De Castela e de Aragão também se importavam vinhos para Portugal. Desde o final do século XV e durante todo o século XVI, existe documentação do consumo do célebre vinho branco de Madrigal da casta Verdejo. Esta casta, considerada muito antiga e sem qualquer relação com outras castas homónimas, com uma possível proveniência norte-africana, manteve-se plantada exclusivamente na região do vasto planalto de Rueda.
Castas houve que se expandiram pelo país, mas que se associam a locais restritos onde, durante vários séculos, se produziu o melhor vinho originário dessas castas. É o caso da Bastardo e da Moscatel que estão associadas a produções das vastas granjas, sob a égide das ordens monásticas, em particular a de Santiago, que se estendiam pelas margens do Tejo, na região de Lisboa, e do rio Sado, onde a casta Moscatel, deu origem a vinhos reconhecidamente magníficos, exportados da Península de Setúbal para os mercados do norte da Europa. Quanto à casta Bastardo, foi rainha das charnecas da região de Lisboa e da beira Tejo.
Com origem nas terras altas das montanhas do Jura, a casta estabeleceu-se por cá com a vinda dos cruzados, no século XII. Ficou particularmente famoso o vinho produzido nas quintas do Lavradio, perto do Barreiro, que, provavelmente, era consumido na Corte em Almeirim e em Lisboa, durante o reinado de D. João III e da rainha D. Catarina de Áustria.

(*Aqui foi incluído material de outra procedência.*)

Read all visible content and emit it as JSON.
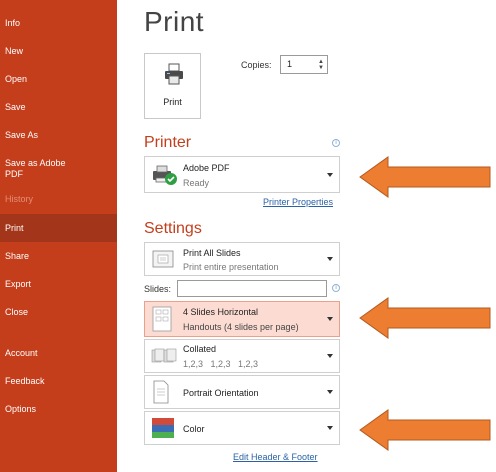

Era também exportado, segundo a informação que Duarte Nunes do Leão nos lega, na Descrição do Reino de Portugal de 1610: “[...] os mui celebrados de Alcouchette, e Caparica mui conhecidos dos senhores e homens mimosos de Flandres e Alemanha que os mandam buscar os visinhos e que competem com estes do Barreiro, do Lavradio, do Seixal, de Alhos Vedros”
“Os vinhos muito afamados de Alcochete e Caparica, muito conhecidos dos senhores elegantes da Flandres e Alemanha que os importam, e que competem com os do Barreiro, do Lavradio, Seixal e Alhos Vedros”.
Área hoje parte da Península de Setúbal.
Os vinhos brancos da casta Arinto, ou os vinhos de Azoy (Santa Iria da Azóia - Loures), viajavam bem e existem muitos registos das vastas quantidades de pipas que eram despachadas de barco, especialmente para os portos de Midelburgo na Zelândia, de onde depois ainda seguiam mais para norte.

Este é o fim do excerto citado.